Con cada bocado, soles enteros se extinguían, realidades completas desaparecían y una nueva lágrima se vertía. Pero el pájaro no lloraba de dolor, ni de rabia, ni de tristeza. Lloraba de felicidad. Porque sabía que, una vez su cuerpo hubiera desaparecido y sus recuerdos se hubieran extinguido, una vez su mente se hubiera disipado, sus crías serían libres de vivir una vida que a él le había sido negada. Una vida en compañía.
Cuando todo acabó, las tres crías se miraron a los ojos y encontraron en ellos un reflejo extraño y ajeno, brillante y templado. El reflejo de la vida. Descubrieron que sus plumas habían cambiado, que su canto era ahora libre y que la luz de su estela era ahora real. Pues ahora eran hermanos, y como hermanos se querían y se tenían los unos a los otros.

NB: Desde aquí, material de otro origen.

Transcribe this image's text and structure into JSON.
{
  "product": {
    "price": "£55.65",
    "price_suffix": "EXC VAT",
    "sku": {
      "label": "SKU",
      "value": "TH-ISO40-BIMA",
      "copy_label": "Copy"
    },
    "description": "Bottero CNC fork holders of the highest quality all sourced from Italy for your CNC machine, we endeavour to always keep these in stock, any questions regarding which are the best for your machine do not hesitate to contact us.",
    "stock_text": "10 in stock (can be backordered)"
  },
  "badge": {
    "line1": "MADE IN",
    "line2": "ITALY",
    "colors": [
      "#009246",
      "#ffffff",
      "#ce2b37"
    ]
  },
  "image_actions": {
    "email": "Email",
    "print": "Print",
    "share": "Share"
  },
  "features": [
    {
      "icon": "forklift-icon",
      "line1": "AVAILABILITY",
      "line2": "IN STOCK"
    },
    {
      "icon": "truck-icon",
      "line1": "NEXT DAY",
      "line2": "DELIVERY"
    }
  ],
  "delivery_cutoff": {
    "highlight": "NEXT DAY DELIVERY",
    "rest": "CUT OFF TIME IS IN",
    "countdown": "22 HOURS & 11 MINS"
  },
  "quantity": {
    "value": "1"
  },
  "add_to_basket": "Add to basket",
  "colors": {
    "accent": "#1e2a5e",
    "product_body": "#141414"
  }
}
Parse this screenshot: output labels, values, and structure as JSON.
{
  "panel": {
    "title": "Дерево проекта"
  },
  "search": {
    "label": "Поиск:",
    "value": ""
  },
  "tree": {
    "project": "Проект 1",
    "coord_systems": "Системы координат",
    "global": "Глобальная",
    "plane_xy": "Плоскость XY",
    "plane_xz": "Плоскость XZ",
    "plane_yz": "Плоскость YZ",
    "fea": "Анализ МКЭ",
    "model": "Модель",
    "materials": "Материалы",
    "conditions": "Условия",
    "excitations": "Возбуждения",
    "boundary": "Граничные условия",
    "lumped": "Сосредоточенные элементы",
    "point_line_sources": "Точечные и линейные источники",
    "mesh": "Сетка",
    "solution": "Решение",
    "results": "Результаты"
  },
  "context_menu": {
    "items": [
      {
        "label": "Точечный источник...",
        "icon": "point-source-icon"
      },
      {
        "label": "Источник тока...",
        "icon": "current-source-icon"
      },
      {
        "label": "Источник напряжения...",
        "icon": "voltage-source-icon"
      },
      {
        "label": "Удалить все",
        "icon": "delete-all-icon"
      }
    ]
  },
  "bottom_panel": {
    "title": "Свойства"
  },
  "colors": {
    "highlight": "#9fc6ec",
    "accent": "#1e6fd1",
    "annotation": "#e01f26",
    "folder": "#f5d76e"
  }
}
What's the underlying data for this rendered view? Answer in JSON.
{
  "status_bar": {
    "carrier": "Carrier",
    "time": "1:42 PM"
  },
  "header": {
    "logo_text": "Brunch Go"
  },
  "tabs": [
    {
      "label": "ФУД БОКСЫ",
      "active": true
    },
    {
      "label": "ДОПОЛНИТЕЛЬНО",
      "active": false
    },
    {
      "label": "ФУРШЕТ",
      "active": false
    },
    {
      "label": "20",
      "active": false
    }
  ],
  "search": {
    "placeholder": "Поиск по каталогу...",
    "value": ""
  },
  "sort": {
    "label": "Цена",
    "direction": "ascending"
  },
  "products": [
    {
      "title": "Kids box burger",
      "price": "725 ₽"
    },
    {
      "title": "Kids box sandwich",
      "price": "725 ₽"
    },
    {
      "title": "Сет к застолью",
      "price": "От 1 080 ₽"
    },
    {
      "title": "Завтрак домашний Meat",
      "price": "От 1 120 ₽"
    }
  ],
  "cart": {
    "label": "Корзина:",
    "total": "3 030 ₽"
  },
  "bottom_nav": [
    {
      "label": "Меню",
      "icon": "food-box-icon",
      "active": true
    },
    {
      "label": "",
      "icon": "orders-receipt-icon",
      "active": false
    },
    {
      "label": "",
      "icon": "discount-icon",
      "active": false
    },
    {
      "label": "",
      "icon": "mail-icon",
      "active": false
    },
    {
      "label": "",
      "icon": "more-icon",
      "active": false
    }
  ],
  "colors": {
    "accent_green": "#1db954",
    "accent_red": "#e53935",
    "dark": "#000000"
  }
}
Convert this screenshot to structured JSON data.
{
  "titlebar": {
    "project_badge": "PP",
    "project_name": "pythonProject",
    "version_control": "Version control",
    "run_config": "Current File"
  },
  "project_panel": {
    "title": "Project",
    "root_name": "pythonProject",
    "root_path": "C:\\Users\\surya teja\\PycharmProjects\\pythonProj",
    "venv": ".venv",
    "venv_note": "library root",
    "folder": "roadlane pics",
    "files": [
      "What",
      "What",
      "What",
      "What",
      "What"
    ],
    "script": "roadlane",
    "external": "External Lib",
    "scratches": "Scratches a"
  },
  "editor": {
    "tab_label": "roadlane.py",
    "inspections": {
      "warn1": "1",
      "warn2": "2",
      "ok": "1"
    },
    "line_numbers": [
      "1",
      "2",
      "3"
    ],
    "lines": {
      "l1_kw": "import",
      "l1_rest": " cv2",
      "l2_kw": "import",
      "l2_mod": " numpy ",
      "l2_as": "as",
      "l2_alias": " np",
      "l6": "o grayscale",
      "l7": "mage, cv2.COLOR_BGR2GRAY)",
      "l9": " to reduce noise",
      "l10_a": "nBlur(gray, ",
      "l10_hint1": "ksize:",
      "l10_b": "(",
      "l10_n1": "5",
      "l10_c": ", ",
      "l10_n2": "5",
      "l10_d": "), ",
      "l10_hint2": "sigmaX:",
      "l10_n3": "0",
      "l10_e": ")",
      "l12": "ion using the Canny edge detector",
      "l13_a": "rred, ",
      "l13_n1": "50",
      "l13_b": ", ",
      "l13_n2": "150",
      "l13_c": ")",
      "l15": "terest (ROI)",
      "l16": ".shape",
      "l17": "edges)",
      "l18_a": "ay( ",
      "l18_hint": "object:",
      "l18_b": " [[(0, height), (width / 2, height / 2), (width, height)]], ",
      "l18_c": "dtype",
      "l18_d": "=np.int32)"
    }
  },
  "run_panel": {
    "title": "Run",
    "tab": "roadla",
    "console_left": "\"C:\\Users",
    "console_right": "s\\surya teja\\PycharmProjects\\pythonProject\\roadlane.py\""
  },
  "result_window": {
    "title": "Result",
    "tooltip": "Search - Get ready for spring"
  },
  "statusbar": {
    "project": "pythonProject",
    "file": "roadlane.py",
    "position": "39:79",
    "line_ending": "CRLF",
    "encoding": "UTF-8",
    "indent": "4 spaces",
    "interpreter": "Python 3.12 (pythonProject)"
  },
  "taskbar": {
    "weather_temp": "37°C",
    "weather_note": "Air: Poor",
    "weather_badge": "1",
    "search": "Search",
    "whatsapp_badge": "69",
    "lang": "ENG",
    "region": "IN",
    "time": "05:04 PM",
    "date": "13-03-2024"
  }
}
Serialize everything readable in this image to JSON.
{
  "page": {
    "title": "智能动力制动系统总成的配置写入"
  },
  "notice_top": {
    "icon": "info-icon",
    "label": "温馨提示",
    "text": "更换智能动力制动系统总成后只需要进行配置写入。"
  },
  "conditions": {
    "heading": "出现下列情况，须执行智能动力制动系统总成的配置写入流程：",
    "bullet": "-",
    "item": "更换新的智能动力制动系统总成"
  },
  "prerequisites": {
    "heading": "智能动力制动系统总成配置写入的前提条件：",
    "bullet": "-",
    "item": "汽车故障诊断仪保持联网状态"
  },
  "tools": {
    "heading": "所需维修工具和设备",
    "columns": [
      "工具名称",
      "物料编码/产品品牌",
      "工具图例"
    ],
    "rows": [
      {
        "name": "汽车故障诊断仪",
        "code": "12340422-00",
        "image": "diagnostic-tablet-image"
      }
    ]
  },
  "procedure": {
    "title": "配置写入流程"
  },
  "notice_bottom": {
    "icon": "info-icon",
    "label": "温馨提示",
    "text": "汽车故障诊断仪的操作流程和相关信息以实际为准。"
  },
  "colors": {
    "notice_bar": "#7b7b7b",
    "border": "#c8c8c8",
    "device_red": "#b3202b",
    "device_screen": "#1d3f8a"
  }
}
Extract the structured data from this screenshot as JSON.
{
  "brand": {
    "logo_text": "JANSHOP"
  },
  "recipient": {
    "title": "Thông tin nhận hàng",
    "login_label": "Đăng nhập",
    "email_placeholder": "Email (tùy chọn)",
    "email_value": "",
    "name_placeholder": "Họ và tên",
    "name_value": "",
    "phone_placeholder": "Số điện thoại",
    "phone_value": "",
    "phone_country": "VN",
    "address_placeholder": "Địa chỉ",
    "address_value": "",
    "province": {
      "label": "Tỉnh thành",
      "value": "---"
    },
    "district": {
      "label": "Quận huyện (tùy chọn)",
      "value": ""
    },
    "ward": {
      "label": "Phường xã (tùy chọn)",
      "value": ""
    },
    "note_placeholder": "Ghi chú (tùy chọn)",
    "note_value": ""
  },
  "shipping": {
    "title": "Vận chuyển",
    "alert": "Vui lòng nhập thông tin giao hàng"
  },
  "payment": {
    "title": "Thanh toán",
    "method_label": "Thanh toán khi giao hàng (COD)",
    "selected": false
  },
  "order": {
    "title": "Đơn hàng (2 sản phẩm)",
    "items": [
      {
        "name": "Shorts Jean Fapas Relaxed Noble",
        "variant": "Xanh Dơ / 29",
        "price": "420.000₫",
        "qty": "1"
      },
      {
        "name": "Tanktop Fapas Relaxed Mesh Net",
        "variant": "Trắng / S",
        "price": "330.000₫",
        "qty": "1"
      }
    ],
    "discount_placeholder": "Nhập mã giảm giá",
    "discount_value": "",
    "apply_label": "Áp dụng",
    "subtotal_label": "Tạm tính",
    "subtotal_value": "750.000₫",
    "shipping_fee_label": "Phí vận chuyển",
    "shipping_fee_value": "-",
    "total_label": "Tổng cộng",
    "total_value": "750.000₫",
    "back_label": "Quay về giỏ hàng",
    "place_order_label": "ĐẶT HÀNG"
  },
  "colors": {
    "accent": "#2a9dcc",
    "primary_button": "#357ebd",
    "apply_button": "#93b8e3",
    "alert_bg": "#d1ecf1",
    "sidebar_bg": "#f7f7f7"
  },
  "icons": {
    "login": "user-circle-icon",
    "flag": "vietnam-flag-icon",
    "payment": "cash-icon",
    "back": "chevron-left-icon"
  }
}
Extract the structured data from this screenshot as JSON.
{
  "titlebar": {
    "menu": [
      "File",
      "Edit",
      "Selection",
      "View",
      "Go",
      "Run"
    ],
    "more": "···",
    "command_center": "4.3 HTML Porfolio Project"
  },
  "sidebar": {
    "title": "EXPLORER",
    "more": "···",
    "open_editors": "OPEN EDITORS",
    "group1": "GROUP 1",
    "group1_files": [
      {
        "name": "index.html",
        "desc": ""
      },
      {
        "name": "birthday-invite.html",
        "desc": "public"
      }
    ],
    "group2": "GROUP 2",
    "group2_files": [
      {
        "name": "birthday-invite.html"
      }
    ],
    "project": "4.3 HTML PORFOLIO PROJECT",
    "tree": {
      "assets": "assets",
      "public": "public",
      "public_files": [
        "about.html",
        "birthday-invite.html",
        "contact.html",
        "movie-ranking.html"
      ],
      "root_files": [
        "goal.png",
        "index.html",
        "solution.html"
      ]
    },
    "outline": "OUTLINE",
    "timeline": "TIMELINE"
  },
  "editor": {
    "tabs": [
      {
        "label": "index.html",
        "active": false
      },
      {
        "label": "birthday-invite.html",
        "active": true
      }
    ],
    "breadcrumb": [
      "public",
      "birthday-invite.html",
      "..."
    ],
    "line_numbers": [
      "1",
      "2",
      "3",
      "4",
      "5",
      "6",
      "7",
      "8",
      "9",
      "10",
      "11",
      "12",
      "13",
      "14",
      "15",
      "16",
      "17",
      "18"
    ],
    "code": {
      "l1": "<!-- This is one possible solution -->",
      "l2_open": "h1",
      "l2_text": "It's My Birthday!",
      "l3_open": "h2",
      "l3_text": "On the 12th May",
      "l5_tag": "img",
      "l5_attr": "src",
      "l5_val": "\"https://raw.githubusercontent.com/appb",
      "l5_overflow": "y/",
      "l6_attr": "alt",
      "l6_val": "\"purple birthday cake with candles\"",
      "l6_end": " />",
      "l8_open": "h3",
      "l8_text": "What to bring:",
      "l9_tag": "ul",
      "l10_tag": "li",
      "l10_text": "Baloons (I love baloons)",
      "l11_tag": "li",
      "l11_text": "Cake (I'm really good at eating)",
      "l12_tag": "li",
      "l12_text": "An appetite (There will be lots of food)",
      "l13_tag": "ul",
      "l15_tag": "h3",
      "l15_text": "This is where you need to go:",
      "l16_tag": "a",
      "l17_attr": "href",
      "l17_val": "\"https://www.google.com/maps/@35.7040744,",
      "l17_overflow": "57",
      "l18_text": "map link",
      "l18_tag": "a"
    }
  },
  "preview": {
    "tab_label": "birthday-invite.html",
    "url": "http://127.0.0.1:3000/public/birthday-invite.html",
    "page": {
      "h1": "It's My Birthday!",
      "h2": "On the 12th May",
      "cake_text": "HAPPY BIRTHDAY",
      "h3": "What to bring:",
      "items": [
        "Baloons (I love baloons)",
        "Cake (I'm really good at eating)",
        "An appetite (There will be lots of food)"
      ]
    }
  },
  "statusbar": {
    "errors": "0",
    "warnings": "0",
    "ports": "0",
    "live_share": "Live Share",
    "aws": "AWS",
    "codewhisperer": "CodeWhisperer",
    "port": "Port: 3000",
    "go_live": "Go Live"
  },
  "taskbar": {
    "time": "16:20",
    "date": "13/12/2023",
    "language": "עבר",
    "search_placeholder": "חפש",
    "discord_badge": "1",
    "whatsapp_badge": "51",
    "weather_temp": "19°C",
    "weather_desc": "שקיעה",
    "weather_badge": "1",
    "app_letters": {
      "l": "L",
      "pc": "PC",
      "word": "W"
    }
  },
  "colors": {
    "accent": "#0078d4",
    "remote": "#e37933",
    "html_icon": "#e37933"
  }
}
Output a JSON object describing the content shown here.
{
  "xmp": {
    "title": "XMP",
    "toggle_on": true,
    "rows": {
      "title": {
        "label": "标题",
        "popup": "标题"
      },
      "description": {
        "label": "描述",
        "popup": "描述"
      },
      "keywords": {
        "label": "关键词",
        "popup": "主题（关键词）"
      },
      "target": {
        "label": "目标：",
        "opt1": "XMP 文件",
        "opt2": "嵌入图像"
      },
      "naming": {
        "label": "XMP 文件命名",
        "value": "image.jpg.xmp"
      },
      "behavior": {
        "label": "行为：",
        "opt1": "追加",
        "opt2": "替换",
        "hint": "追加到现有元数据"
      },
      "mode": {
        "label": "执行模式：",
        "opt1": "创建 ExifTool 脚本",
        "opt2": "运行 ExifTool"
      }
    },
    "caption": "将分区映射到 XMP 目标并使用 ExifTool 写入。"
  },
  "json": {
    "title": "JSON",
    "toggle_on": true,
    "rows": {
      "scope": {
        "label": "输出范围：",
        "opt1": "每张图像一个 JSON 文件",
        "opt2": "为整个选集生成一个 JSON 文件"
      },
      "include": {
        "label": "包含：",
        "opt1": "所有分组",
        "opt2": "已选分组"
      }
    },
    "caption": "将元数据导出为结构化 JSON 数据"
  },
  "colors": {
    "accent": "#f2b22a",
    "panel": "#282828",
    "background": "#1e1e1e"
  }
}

Los pájaros, nacidos de nuevo, lloraron durante días y noches, lamentando el vacío que su madre, su padre y todo lo bueno que habían conocido había dejado en su pecho. Pero aquel vacío no estaba vacío del todo, pues retumbaba con un eco extraño que ninguno de los tres supo reconocer hasta que los sollozos cesaron y los vacíos de su pecho se unieron para dar forma a un canto lejano y distante, el canto de una madre, de un padre y de todo lo bueno que habían conocido.
Perplejos, asustados, los pájaros llegaron a la conclusión de que no habían sido abandonados, de que todavía quedaba esperanza, que sólo tenían que salir a buscarla para encontrarla. De modo que, en un pacto de solemnidad, los pájaros acordaron salir en busca de su madre, su padre y todo lo bueno que habían conocido y decidieron que cada uno de ellos buscaría en el rincón más lejano.
Y así fue como uno de ellos decidió adentrarse en el alba, fundiendo sus plumas del color del sol con la mañana, buscando una madre. Como otro surcó las olas de la tarde, rozando con sus plumas rosadas el mar del atardecer, buscando un padre. Como el tercero decidió perderse en el crepúsculo, donde cada día era devorado y vuelto a expulsar, buscando todo lo bueno que habían conocido.
Cuenta la leyenda que, cuando llega la noche, los pájaros se reúnen una vez más y se ocultan tras la oscuridad del cielo para llorar juntos, y que cada estrella en el firmamento es una lágrima caída por cada día que pasa en el que los pájaros no encuentran una madre, un padre, y todo lo bueno que una vez conocieron.